6 Go de mémoire vive, offrant une capacité de stockage de 64 Go, emplacement double SIM et pouvant accueillir une carte MicroSD jusqu’à 2To. Ce nouveau BlackBerry reste avant tout le meilleur allié en productivité grâce à une super batterie qui se charge ultra rapidement grâce au mode Boost et pouvant tenir jusqu’à deux jours.

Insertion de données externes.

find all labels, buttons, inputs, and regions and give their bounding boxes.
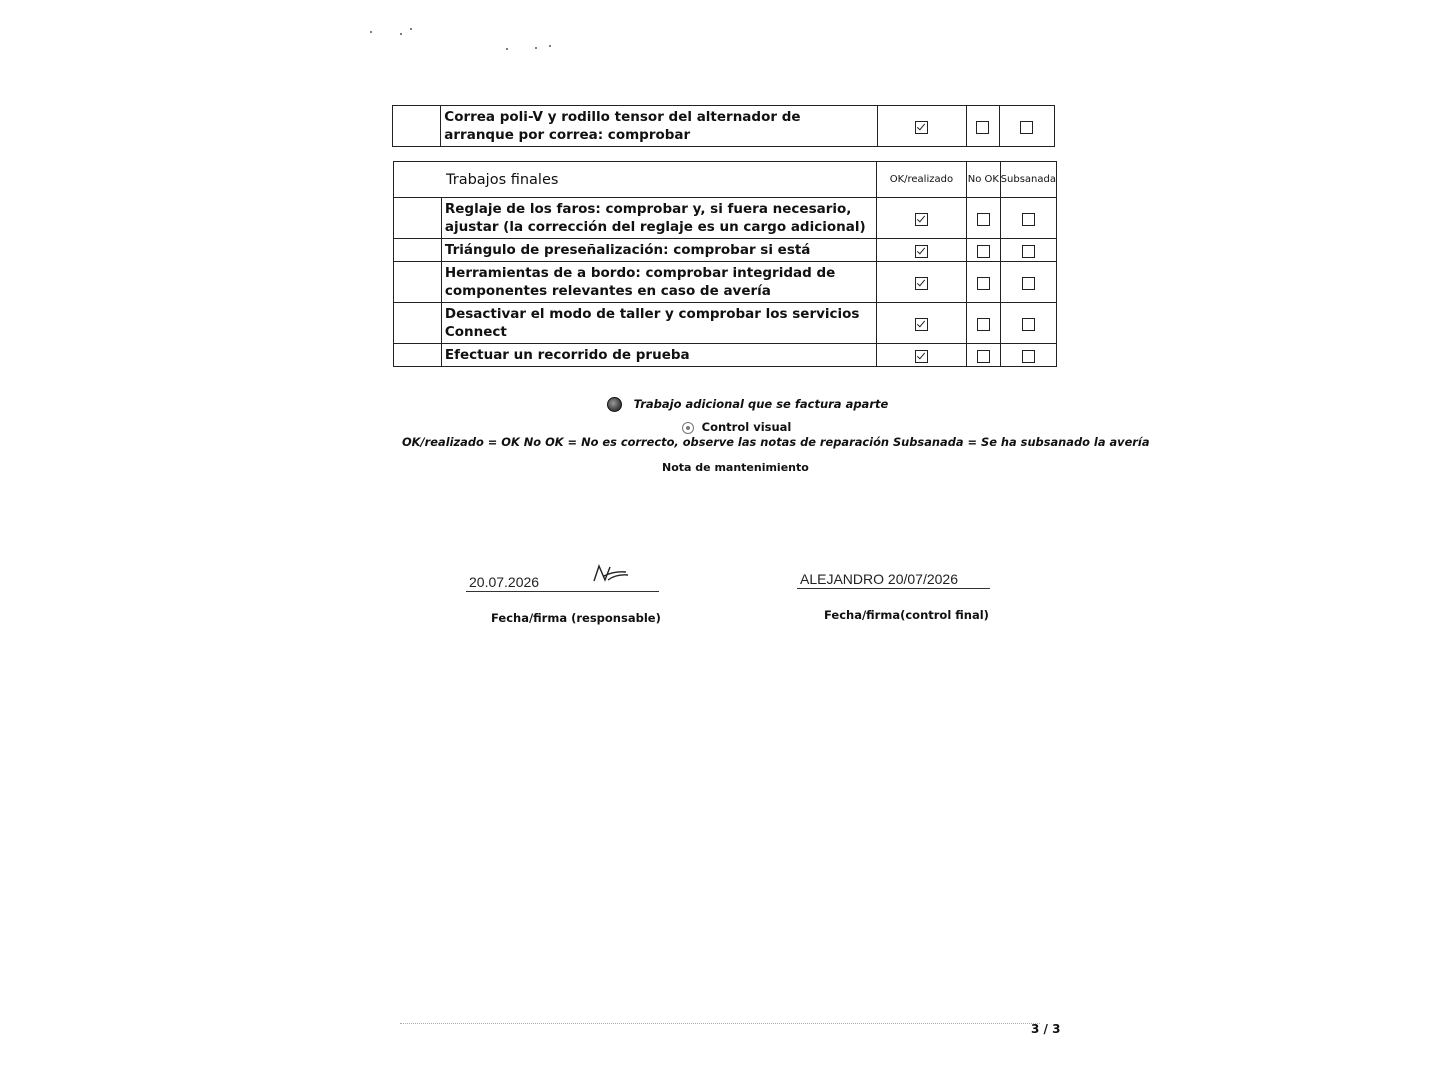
subsanada-checkbox[interactable] [1022,213,1035,226]
ok-cell [878,106,967,147]
subsanada-checkbox[interactable] [1022,318,1035,331]
subsanada-checkbox[interactable] [1022,350,1035,363]
no-ok-checkbox[interactable] [977,213,990,226]
ok-cell [876,239,966,262]
section-title-text: Trabajos finales [446,171,559,188]
responsible-date: 20.07.2026 [469,574,540,590]
ok-cell [876,262,966,303]
no-ok-cell [967,198,1001,239]
responsible-signature-line [466,591,659,592]
scan-speck [370,31,372,33]
subsanada-checkbox[interactable] [1020,121,1033,134]
section-title [394,162,877,198]
subsanada-cell [1000,198,1056,239]
handwritten-signature [590,563,632,585]
legend-visual-control-text: Control visual [701,420,792,434]
checklist-table-top [392,105,1055,147]
task-text: Desactivar el modo de taller y comprobar los servicios Connect [441,303,876,344]
no-ok-checkbox[interactable] [977,245,990,258]
scan-speck [410,28,412,30]
ok-checkbox[interactable] [915,245,928,258]
ok-checkbox[interactable] [915,121,928,134]
footer-rule [400,1023,1040,1024]
subsanada-cell [1000,262,1056,303]
scan-speck [535,47,537,49]
ok-cell [876,303,966,344]
column-header-subsanada: Subsanada [1000,162,1056,198]
no-ok-checkbox[interactable] [977,277,990,290]
table-row [394,303,1057,344]
task-text: Efectuar un recorrido de prueba [441,344,876,367]
task-text: Triángulo de preseñalización: comprobar si está [441,239,876,262]
table-row [394,344,1057,367]
table-row [393,106,1055,147]
no-ok-cell [967,344,1001,367]
no-ok-cell [967,303,1001,344]
subsanada-cell [1000,239,1056,262]
page-number: 3 / 3 [1031,1022,1061,1036]
row-margin-cell [394,344,442,367]
subsanada-cell [999,106,1054,147]
final-control-label: Fecha/firma(control final) [824,608,989,622]
scan-speck [400,33,402,35]
subsanada-checkbox[interactable] [1022,245,1035,258]
ok-cell [876,344,966,367]
task-text: Herramientas de a bordo: comprobar integridad de componentes relevantes en caso de avería [441,262,876,303]
no-ok-checkbox[interactable] [977,350,990,363]
table-row [394,262,1057,303]
row-margin-cell [394,262,442,303]
task-text: Reglaje de los faros: comprobar y, si fuera necesario, ajustar (la corrección del reglaje es un cargo adicional) [441,198,876,239]
ok-checkbox[interactable] [915,350,928,363]
row-margin-cell [394,303,442,344]
no-ok-cell [967,239,1001,262]
ok-checkbox[interactable] [915,277,928,290]
table-row [394,239,1057,262]
scan-speck [506,48,508,50]
filled-circle-icon [607,397,622,412]
eye-icon [682,422,694,434]
ok-cell [876,198,966,239]
scan-speck [549,45,551,47]
legend-additional-work [607,397,888,412]
legend-definitions: OK/realizado = OK No OK = No es correcto, observe las notas de reparación Subsanada = Se ha subsanado la avería [402,435,1150,449]
legend-additional-work-text: Trabajo adicional que se factura aparte [633,397,889,411]
table-header-row [394,162,1057,198]
row-margin-cell [393,106,441,147]
column-header-no-ok: No OK [967,162,1001,198]
subsanada-cell [1000,344,1056,367]
task-text: Correa poli-V y rodillo tensor del alternador de arranque por correa: comprobar [441,106,878,147]
no-ok-cell [966,106,999,147]
column-header-ok: OK/realizado [876,162,966,198]
table-row [394,198,1057,239]
ok-checkbox[interactable] [915,318,928,331]
ok-checkbox[interactable] [915,213,928,226]
final-control-signature-line [797,588,990,589]
legend-visual-control [682,420,791,434]
row-margin-cell [394,198,442,239]
subsanada-cell [1000,303,1056,344]
no-ok-checkbox[interactable] [977,318,990,331]
subsanada-checkbox[interactable] [1022,277,1035,290]
maintenance-note-heading: Nota de mantenimiento [662,461,809,474]
no-ok-cell [967,262,1001,303]
row-margin-cell [394,239,442,262]
checklist-table-final-work [393,161,1057,367]
final-control-value: ALEJANDRO 20/07/2026 [800,571,958,587]
no-ok-checkbox[interactable] [976,121,989,134]
responsible-label: Fecha/firma (responsable) [491,611,661,625]
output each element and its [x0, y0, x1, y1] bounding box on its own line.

En terme de sécurité, où il excelle particulièrement avec l’application DTEK qui vous prévient en cas d’activité anormale, mais également de suivre en détail tout ce qui se passe sur votre téléphone.

Locker, pour la sécurité des fichiers et enfin le Privacy Shade votre allié confidentialité… Et pour parachever la sécurité, un OS certifié BlackBerry Mobile, dont le siège est au Canada, qui travaille en tandem avec TCL pour aboutir à « l’appareil mobile le plus sécurisé au monde ». On ne change pas une équipe qui gagne.

LA PROPHÉTIE BLACKBERRY

Hélas, vous ne m’entendrez point m’étaler sur la pléthore d’options et points forts de ce BlackBerry. Ceci risquerait de rendre fortement jaloux certains idéologues, voulant imposer leur diktats de l’usage des smartphones, qui me taxeraient d’être actionnaire du téléphone à la mûre.

Dans un monde de la téléphonie mobile où règne un ennuyeux duopole peinant à se distinguer, plongeant dans l’obscurité des utilisateurs contraints à consommer des appareils similaires, dont l’innovation est nulle.

En dépit d’être considéré comme un mal aimé. Conscient de cette image, BlackBerry prend le pari de l’autodérision dans leur sport publicitaire et se joue des préjugés en toute maturité.

Une belle preuve de courage et sagesse pour le précurseur du smartphone qui n’a rien à prouver et qui sait garder toute sa modestie. Revenant tel un héros, au moment où l’on s’y attend le moins, réussissant avec brio l’épreuve du feu, face à ses concurrents, désormais il ne lui reste plus qu’à braver l’épreuve de l’eau — avec pourquoi pas, un futur téléphone étanche — pour s’illustrer. KEYOne, KEY2… Jamais deux sans trois. Voilà, probablement le prochain défi pour le futur BlackBerry KEY3 afin de s’illustrer et devenir a fortiori un super héros invincible.